Statistical analyses
Measuring fertility which is a long-term adult trait when individuals
are heated during different life-stages introduces significant temporal
biases. We decided to measure fertility from the earliest possible
time-point post-stress, and continue to measure over time. This allowed
us to capture any visible loss/regain of fertility. Flies do not breed
as pupae, so fertility cannot be measured immediately following
heat-stress during this stage. Therefore, in order to understand how
these responses change depending on life-stage, we measured fertility
over a substantial period of time after stress for both pupae and
adults. Due to the inherent differences this introduced, we analysed
pupal and adult heat-stress separately, so comparisons of responses
between stages can only be qualitative.
Data were analysed using variations on linear models. We assessed model
fit by plotting patterns in residuals against fits and against
predictors. All statistical analyses were completed in R (version
3.5.0), using the packages: binom (Dorai-Raj 2014), car (Fox 2011),
“ggplot2” (Wickham 2016) and “survival” (Therneau 2015). We did
model selection using Wald Chi-squared likelihood ratio-tests, removing
non-significant interactions. We retained all main effects and reported
statistics of these from type II likelihood ratio tests using the
‘Anova’ function from the ‘car’ package (Fox 2011).
1a) Pupal survival after heat-stress
We chose 36°C as our single experimental ‘hardening’ temperature since
it is the highest temperature that does not reduce fertility when males
experience it for 4h (Walsh et al. 2020; Parratt et al.2021).
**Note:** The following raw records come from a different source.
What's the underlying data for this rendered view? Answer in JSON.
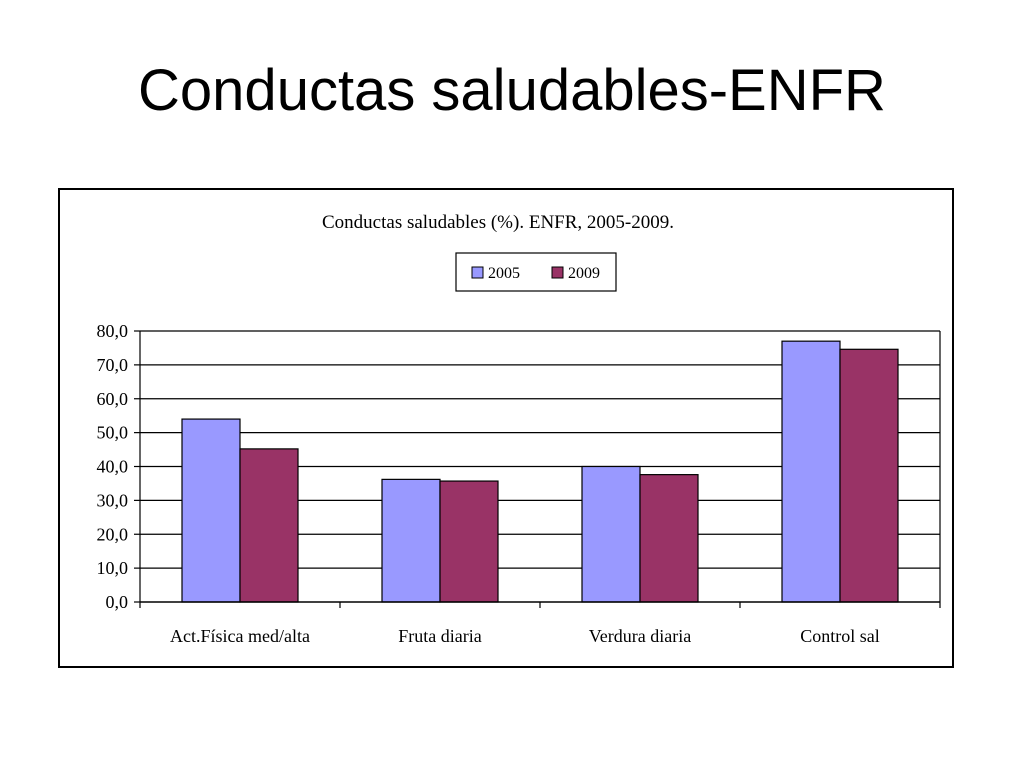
{
  "slide": {
    "title": "Conductas saludables-ENFR"
  },
  "chart_data": {
    "type": "bar",
    "title": "Conductas saludables (%). ENFR, 2005-2009.",
    "xlabel": "",
    "ylabel": "",
    "categories": [
      "Act.Física med/alta",
      "Fruta diaria",
      "Verdura diaria",
      "Control sal"
    ],
    "series": [
      {
        "name": "2005",
        "values": [
          54.0,
          36.2,
          40.0,
          77.0
        ],
        "color": "#9999ff"
      },
      {
        "name": "2009",
        "values": [
          45.2,
          35.7,
          37.6,
          74.6
        ],
        "color": "#993366"
      }
    ],
    "ylim": [
      0,
      80
    ],
    "yticks": [
      "0,0",
      "10,0",
      "20,0",
      "30,0",
      "40,0",
      "50,0",
      "60,0",
      "70,0",
      "80,0"
    ],
    "grid": true,
    "legend_position": "top-center"
  }
}
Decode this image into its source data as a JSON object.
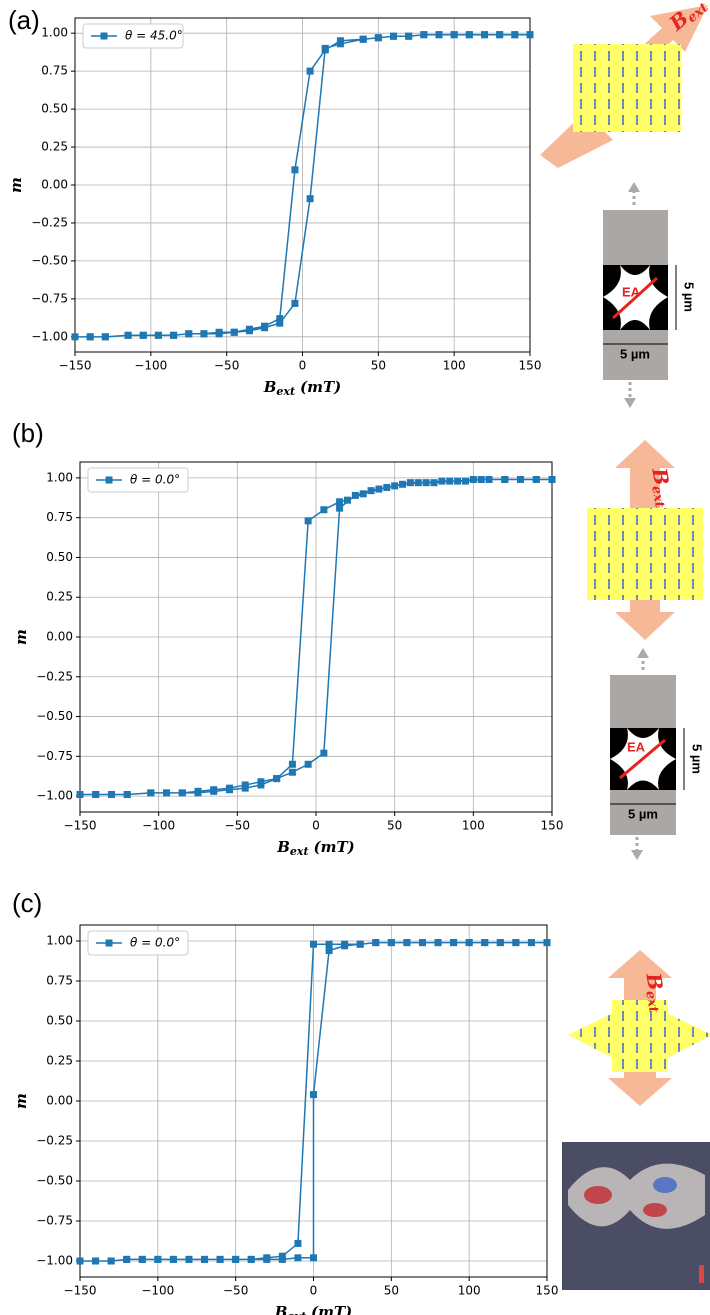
{
  "chart_data": [
    {
      "type": "line",
      "panel_label": "(a)",
      "ylabel": "m",
      "xlabel": {
        "symbol": "B",
        "subscript": "ext",
        "unit": "(mT)"
      },
      "xlim": [
        -150,
        150
      ],
      "ylim": [
        -1.1,
        1.1
      ],
      "xticks": [
        {
          "value": -150,
          "label": "−150"
        },
        {
          "value": -100,
          "label": "−100"
        },
        {
          "value": -50,
          "label": "−50"
        },
        0,
        50,
        100,
        150
      ],
      "yticks": [
        {
          "value": -1,
          "label": "−1.00"
        },
        {
          "value": -0.75,
          "label": "−0.75"
        },
        {
          "value": -0.5,
          "label": "−0.50"
        },
        {
          "value": -0.25,
          "label": "−0.25"
        },
        {
          "value": 0,
          "label": "0.00"
        },
        0.25,
        {
          "value": 0.5,
          "label": "0.50"
        },
        0.75,
        {
          "value": 1,
          "label": "1.00"
        }
      ],
      "grid": true,
      "legend": "upper left",
      "series": [
        {
          "name": "θ = 45.0°",
          "color": "#1f77b4",
          "x": [
            150,
            140,
            130,
            120,
            110,
            100,
            90,
            80,
            70,
            60,
            50,
            40,
            25,
            15,
            5,
            -5,
            -15,
            -25,
            -35,
            -45,
            -55,
            -65,
            -75,
            -85,
            -95,
            -105,
            -115,
            -130,
            -140,
            -150,
            -140,
            -130,
            -115,
            -105,
            -95,
            -85,
            -75,
            -65,
            -55,
            -45,
            -35,
            -25,
            -15,
            -5,
            5,
            15,
            25,
            40,
            50,
            60,
            70,
            80,
            90,
            100,
            110,
            120,
            130,
            140,
            150
          ],
          "values": [
            0.99,
            0.99,
            0.99,
            0.99,
            0.99,
            0.99,
            0.99,
            0.99,
            0.98,
            0.98,
            0.97,
            0.96,
            0.95,
            0.89,
            0.75,
            0.1,
            -0.88,
            -0.93,
            -0.95,
            -0.97,
            -0.97,
            -0.98,
            -0.98,
            -0.99,
            -0.99,
            -0.99,
            -0.99,
            -1.0,
            -1.0,
            -1.0,
            -1.0,
            -1.0,
            -0.99,
            -0.99,
            -0.99,
            -0.99,
            -0.98,
            -0.98,
            -0.98,
            -0.97,
            -0.96,
            -0.94,
            -0.91,
            -0.78,
            -0.09,
            0.9,
            0.93,
            0.96,
            0.97,
            0.98,
            0.98,
            0.99,
            0.99,
            0.99,
            0.99,
            0.99,
            0.99,
            0.99,
            0.99
          ]
        }
      ],
      "diagram": {
        "field": "B",
        "field_sub": "ext",
        "axis": "EA",
        "height": "5 µm",
        "width": "5 µm"
      }
    },
    {
      "type": "line",
      "panel_label": "(b)",
      "ylabel": "m",
      "xlabel": {
        "symbol": "B",
        "subscript": "ext",
        "unit": "(mT)"
      },
      "xlim": [
        -150,
        150
      ],
      "ylim": [
        -1.1,
        1.1
      ],
      "xticks": [
        {
          "value": -150,
          "label": "−150"
        },
        {
          "value": -100,
          "label": "−100"
        },
        {
          "value": -50,
          "label": "−50"
        },
        0,
        50,
        100,
        150
      ],
      "yticks": [
        {
          "value": -1,
          "label": "−1.00"
        },
        {
          "value": -0.75,
          "label": "−0.75"
        },
        {
          "value": -0.5,
          "label": "−0.50"
        },
        {
          "value": -0.25,
          "label": "−0.25"
        },
        {
          "value": 0,
          "label": "0.00"
        },
        0.25,
        {
          "value": 0.5,
          "label": "0.50"
        },
        0.75,
        {
          "value": 1,
          "label": "1.00"
        }
      ],
      "grid": true,
      "legend": "upper left",
      "series": [
        {
          "name": "θ = 0.0°",
          "color": "#1f77b4",
          "x": [
            150,
            140,
            130,
            120,
            110,
            100,
            90,
            80,
            70,
            60,
            50,
            40,
            30,
            20,
            15,
            5,
            -5,
            -15,
            -25,
            -35,
            -45,
            -55,
            -65,
            -75,
            -85,
            -95,
            -105,
            -120,
            -130,
            -140,
            -150,
            -140,
            -130,
            -120,
            -105,
            -95,
            -85,
            -75,
            -65,
            -55,
            -45,
            -35,
            -25,
            -15,
            -5,
            5,
            15,
            25,
            35,
            45,
            55,
            65,
            75,
            85,
            95,
            105,
            120,
            130,
            140,
            150
          ],
          "values": [
            0.99,
            0.99,
            0.99,
            0.99,
            0.99,
            0.99,
            0.98,
            0.98,
            0.97,
            0.97,
            0.95,
            0.93,
            0.9,
            0.86,
            0.85,
            0.8,
            0.73,
            -0.8,
            -0.89,
            -0.93,
            -0.95,
            -0.96,
            -0.97,
            -0.98,
            -0.98,
            -0.98,
            -0.98,
            -0.99,
            -0.99,
            -0.99,
            -0.99,
            -0.99,
            -0.99,
            -0.99,
            -0.98,
            -0.98,
            -0.98,
            -0.97,
            -0.96,
            -0.95,
            -0.93,
            -0.91,
            -0.89,
            -0.85,
            -0.8,
            -0.73,
            0.81,
            0.89,
            0.92,
            0.94,
            0.96,
            0.97,
            0.97,
            0.98,
            0.98,
            0.99,
            0.99,
            0.99,
            0.99,
            0.99
          ]
        }
      ],
      "diagram": {
        "field": "B",
        "field_sub": "ext",
        "axis": "EA",
        "height": "5 µm",
        "width": "5 µm"
      }
    },
    {
      "type": "line",
      "panel_label": "(c)",
      "ylabel": "m",
      "xlabel": {
        "symbol": "B",
        "subscript": "ext",
        "unit": "(mT)"
      },
      "xlim": [
        -150,
        150
      ],
      "ylim": [
        -1.1,
        1.1
      ],
      "xticks": [
        {
          "value": -150,
          "label": "−150"
        },
        {
          "value": -100,
          "label": "−100"
        },
        {
          "value": -50,
          "label": "−50"
        },
        0,
        50,
        100,
        150
      ],
      "yticks": [
        {
          "value": -1,
          "label": "−1.00"
        },
        {
          "value": -0.75,
          "label": "−0.75"
        },
        {
          "value": -0.5,
          "label": "−0.50"
        },
        {
          "value": -0.25,
          "label": "−0.25"
        },
        {
          "value": 0,
          "label": "0.00"
        },
        0.25,
        {
          "value": 0.5,
          "label": "0.50"
        },
        0.75,
        {
          "value": 1,
          "label": "1.00"
        }
      ],
      "grid": true,
      "legend": "upper left",
      "series": [
        {
          "name": "θ = 0.0°",
          "color": "#1f77b4",
          "x": [
            150,
            140,
            130,
            120,
            110,
            100,
            90,
            80,
            70,
            60,
            50,
            40,
            30,
            20,
            10,
            0,
            -10,
            -20,
            -30,
            -40,
            -50,
            -60,
            -70,
            -80,
            -90,
            -100,
            -110,
            -120,
            -130,
            -140,
            -150,
            -140,
            -130,
            -120,
            -110,
            -100,
            -90,
            -80,
            -70,
            -60,
            -50,
            -40,
            -30,
            -20,
            -10,
            0,
            0,
            10,
            20,
            30,
            40,
            50,
            60,
            70,
            80,
            90,
            100,
            110,
            120,
            130,
            140,
            150
          ],
          "values": [
            0.99,
            0.99,
            0.99,
            0.99,
            0.99,
            0.99,
            0.99,
            0.99,
            0.99,
            0.99,
            0.99,
            0.99,
            0.98,
            0.98,
            0.98,
            0.98,
            -0.89,
            -0.97,
            -0.98,
            -0.99,
            -0.99,
            -0.99,
            -0.99,
            -0.99,
            -0.99,
            -0.99,
            -0.99,
            -0.99,
            -1.0,
            -1.0,
            -1.0,
            -1.0,
            -1.0,
            -0.99,
            -0.99,
            -0.99,
            -0.99,
            -0.99,
            -0.99,
            -0.99,
            -0.99,
            -0.99,
            -0.99,
            -0.99,
            -0.98,
            -0.98,
            0.04,
            0.94,
            0.97,
            0.98,
            0.99,
            0.99,
            0.99,
            0.99,
            0.99,
            0.99,
            0.99,
            0.99,
            0.99,
            0.99,
            0.99,
            0.99
          ]
        }
      ],
      "diagram": {
        "field": "B",
        "field_sub": "ext"
      }
    }
  ]
}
We analysed pupal survival after heat stress using a logistic
regression with survival as a Bernoulli response variable. Stress
temperature, hardening treatment (non-hardened or hardened at 36°C), and
their interaction were fitted as explanatory variables. To determine
whether the hardening temperature altered its protective effect, we
analysed pupal survival of all flies hardened at 34, 35, and 36°C prior
to heat stress at the key stress temperature of 40°C where protection is
observed. We performed a logistic regression with survival as a
Bernoulli response variable. We used hardening temperature as the
explanatory variable. Note that the 34 and 35°C hardening temperatures
were not measured at 37 and 38°C temperature stress at this preliminary
stage, as these temperatures are non-lethal after a 4h stress (Walshet al. 2020).
1b) Adult survival after heat-stress
As every fly stressed at control temperatures (23°C) survived, we
analysed adult survival at the chosen stress temperature (38°C) only,
using a logistic regression with survival as a Bernoulli response
variable and sex (male or female), hardening treatment (non-hardened or
hardened), and their interaction as explanatory variables.
2a) Pupal fertility over time
We analysed the effect of heat stress on fertility over time with
inverse Cox proportional hazard survival analyses (using the
“survival” package (Therneau 2015)). This allowed us to model the time
in days post-eclosion until focal individuals become fertile. We fit the
time point at which fertility (scored as the presence of larvae) was
observed as our response variable with heat treatment (benign or
stress), hardening treatment (non-hardened or hardened) and their
interaction as independent variables.
2b) Adult fertility over time
We examined whether there was an immediate effect of heat stress on
fertility, and whether hardening affects this response. We used a
logistic regression with day 1 fertility as a Bernoulli response
variable and stress (benign or stressed), hardening treatment
(non-hardened or hardened), and their interaction as explanatory
variables.
Adult fertility over time was analysed using two separate approaches due
to the observed delayed sterility and how the experimental design was
constructed around it. This allowed us to pull apart different
hypotheses and test them. We first tested whether heat-stress reduced
fertility from day 7 onwards compared to benign temperature controls,
due to delays in adult sterility. To do this we used a mixed effect
logistic regression on non-hardened flies, with fertility as a Bernoulli
response variable and stress, time, and their interaction as explanatory
variables. Fly ID was used as a random effect to account for
non-independence in the data.
We then tested whether hardening can improve fertility over time in
stressed males. We used a mixed effect logistic regression on stressed
flies, with fertility as a Bernoulli response variable and hardening,
time, and their interaction as explanatory variables. Fly ID was used as
a random effect to account for repeated measures in the data.